The order stems from long-running allegations that the Sandesara brothers defaulted on loans from multiple Indian lenders before leaving the country in 2017. According to court documents, their counsel Mukul Rohatgi informed the bench that his clients were prepared to settle the case financially “to get rid of all proceedings,” a position that the order acknowledges by recording their intent to repay and close all pending actions. The court noted that once the settlement is completed within the deadline, it may quash all criminal proceedings linked to the case.

The brothers, who built a diversified business spanning pharmaceuticals, energy and related sectors, left India seven years ago and travelled on Albanian passports. They have continually denied the allegations and have fought related cases in different jurisdictions. Their departure placed them on a list of 14 individuals declared fugitive economic offenders under a 2018 law designed to target large-scale financial frauds. The designation permits authorities to pursue legal charges and seize assets even if the accused are abroad. Others named under the same statute include former Kingfisher Airlines head Vijay Mallya and diamond trader Nirav Modi, both of whom deny accusations of bank fraud. The inclusion of high-profile individuals on this list has kept the issue of recovery from major loan defaulters in public and judicial focus.
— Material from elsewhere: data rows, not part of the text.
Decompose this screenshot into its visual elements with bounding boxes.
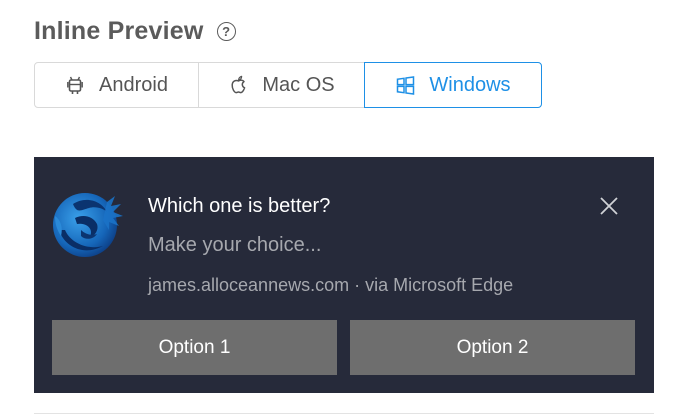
divider (34, 413, 654, 414)
tab-macos[interactable]: Mac OS (198, 62, 365, 108)
tab-label-windows: Windows (429, 73, 511, 96)
apple-icon (228, 75, 248, 95)
tab-label-android: Android (99, 73, 168, 96)
notification-source: james.alloceannews.com · via Microsoft E… (148, 275, 514, 295)
windows-notification-preview: Which one is better? Make your choice...… (34, 157, 654, 393)
site-logo-icon (51, 190, 125, 260)
tab-label-macos: Mac OS (262, 73, 335, 96)
notification-title: Which one is better? (148, 195, 331, 217)
page-title: Inline Preview (34, 16, 204, 45)
close-icon (599, 196, 619, 216)
platform-tabs: Android Mac OS Windows (34, 62, 542, 108)
tab-windows[interactable]: Windows (364, 62, 542, 108)
close-button[interactable] (596, 193, 622, 219)
notification-body: Make your choice... (148, 234, 322, 256)
windows-icon (395, 75, 415, 95)
title-row: Inline Preview ? (34, 14, 236, 48)
option-2-button[interactable]: Option 2 (350, 320, 635, 375)
tab-android[interactable]: Android (34, 62, 199, 108)
android-icon (65, 75, 85, 95)
inline-preview-panel: Inline Preview ? Android Mac OS Windows … (0, 0, 690, 418)
question-circle-icon[interactable]: ? (216, 21, 236, 41)
option-1-button[interactable]: Option 1 (52, 320, 337, 375)
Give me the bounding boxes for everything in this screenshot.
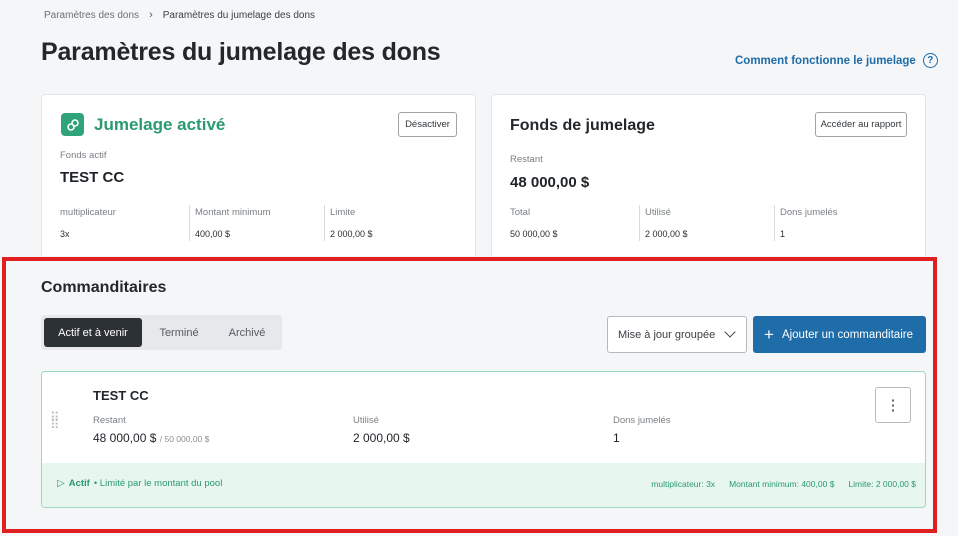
multiplier-value: 3x <box>60 229 70 239</box>
divider <box>324 205 325 241</box>
sponsor-used-value: 2 000,00 $ <box>353 431 410 445</box>
active-fund-label: Fonds actif <box>60 150 107 161</box>
more-options-icon[interactable]: ⋮ <box>875 387 911 423</box>
sponsor-status-label: Actif <box>68 478 90 489</box>
question-circle-icon: ? <box>922 53 938 68</box>
deactivate-button[interactable]: Désactiver <box>398 112 457 137</box>
minimum-amount-value: 400,00 $ <box>195 229 231 239</box>
sponsor-matched-value: 1 <box>613 431 620 445</box>
divider <box>774 205 775 241</box>
breadcrumb: Paramètres des dons › Paramètres du jume… <box>44 9 315 21</box>
breadcrumb-current: Paramètres du jumelage des dons <box>162 9 316 21</box>
matching-status-card: Jumelage activé Désactiver Fonds actif T… <box>41 94 476 264</box>
view-report-button[interactable]: Accéder au rapport <box>815 112 907 137</box>
sponsor-status: ▷ Actif • Limité par le montant du pool <box>57 478 222 489</box>
sponsor-remaining-amount: 48 000,00 $ <box>93 431 157 445</box>
limit-value: 2 000,00 $ <box>330 229 373 239</box>
add-sponsor-label: Ajouter un commanditaire <box>781 328 913 341</box>
fund-total-label: Total <box>510 207 531 218</box>
sponsor-card: ⠿ ⠿ TEST CC Restant 48 000,00 $ / 50 000,… <box>41 371 926 508</box>
bulk-update-label: Mise à jour groupée <box>618 328 716 341</box>
sponsor-multiplier: multiplicateur: 3x <box>651 479 716 489</box>
breadcrumb-parent-link[interactable]: Paramètres des dons <box>44 10 139 21</box>
fund-used-value: 2 000,00 $ <box>645 229 688 239</box>
sponsor-meta: multiplicateur: 3x Montant minimum: 400,… <box>651 479 916 489</box>
active-fund-value: TEST CC <box>60 169 125 186</box>
plus-icon: + <box>764 325 774 344</box>
bulk-update-select[interactable]: Mise à jour groupée <box>607 316 747 353</box>
add-sponsor-button[interactable]: + Ajouter un commanditaire <box>753 316 926 353</box>
minimum-amount-label: Montant minimum <box>195 207 271 218</box>
page: Paramètres des dons › Paramètres du jume… <box>0 0 958 536</box>
sponsor-limit: Limite: 2 000,00 $ <box>848 479 916 489</box>
sponsor-remaining-value: 48 000,00 $ / 50 000,00 $ <box>93 431 209 445</box>
fund-used-label: Utilisé <box>645 207 671 218</box>
sponsor-name: TEST CC <box>93 388 149 403</box>
divider <box>189 205 190 241</box>
sponsor-tabs: Actif et à venir Terminé Archivé <box>41 315 282 350</box>
fund-card-title: Fonds de jumelage <box>510 117 655 134</box>
help-link[interactable]: Comment fonctionne le jumelage ? <box>735 53 938 68</box>
sponsor-minimum: Montant minimum: 400,00 $ <box>729 479 835 489</box>
tab-active-upcoming[interactable]: Actif et à venir <box>44 318 142 347</box>
multiplier-label: multiplicateur <box>60 207 116 218</box>
play-icon: ▷ <box>57 478 65 489</box>
tab-archived[interactable]: Archivé <box>214 318 280 347</box>
limit-label: Limite <box>330 207 356 218</box>
sponsor-matched-label: Dons jumelés <box>613 415 671 426</box>
matched-donations-value: 1 <box>780 229 786 239</box>
sponsors-title: Commanditaires <box>41 279 167 296</box>
link-icon <box>61 113 84 136</box>
divider <box>639 205 640 241</box>
fund-remaining-label: Restant <box>510 154 543 165</box>
matched-donations-label: Dons jumelés <box>780 207 838 218</box>
sponsor-used-label: Utilisé <box>353 415 379 426</box>
page-title: Paramètres du jumelage des dons <box>41 38 441 66</box>
chevron-right-icon: › <box>149 9 153 21</box>
matching-status-title: Jumelage activé <box>94 115 226 134</box>
matching-fund-card: Fonds de jumelage Accéder au rapport Res… <box>491 94 926 264</box>
drag-handle-icon[interactable]: ⠿ ⠿ <box>50 411 61 431</box>
fund-total-value: 50 000,00 $ <box>510 229 558 239</box>
sponsor-remaining-label: Restant <box>93 415 126 426</box>
sponsor-status-note: • Limité par le montant du pool <box>93 478 223 489</box>
sponsor-remaining-total: / 50 000,00 $ <box>159 434 210 444</box>
tab-completed[interactable]: Terminé <box>146 318 212 347</box>
fund-remaining-value: 48 000,00 $ <box>510 174 590 191</box>
help-link-label: Comment fonctionne le jumelage <box>735 54 916 67</box>
chevron-down-icon <box>724 326 736 338</box>
sponsor-footer: ▷ Actif • Limité par le montant du pool … <box>42 463 925 507</box>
Despite facing legal action in India, the Sandesara family has continued to operate overseas businesses. Sterling Oil Exploration and Energy Production Company in Nigeria, controlled by the family, states on its website that it contributes approximately 2.5 per cent of Nigeria’s federal revenue. This international presence has ensured that their financial dealings remain under scrutiny while litigation progresses in India.

The ruling has drawn attention in legal circles because it may alter how large financial crime cases are resolved. Supreme Court lawyer Debopriyo Moulik said in a Reuters report that similar approaches exist in other jurisdictions where fines serve as an alternative to full trials. However, the arrangement also raises concerns that Indian lenders could recover only a fraction of their claims in complex and lengthy fraud cases.

Observers say the outcome could influence strategies adopted by other economic offenders and shape how banks, enforcement agencies and courts respond to future settlement offers. With a firm December 17 deadline now established, the next steps in the case will be closely monitored for signals about changes in India’s financial accountability landscape.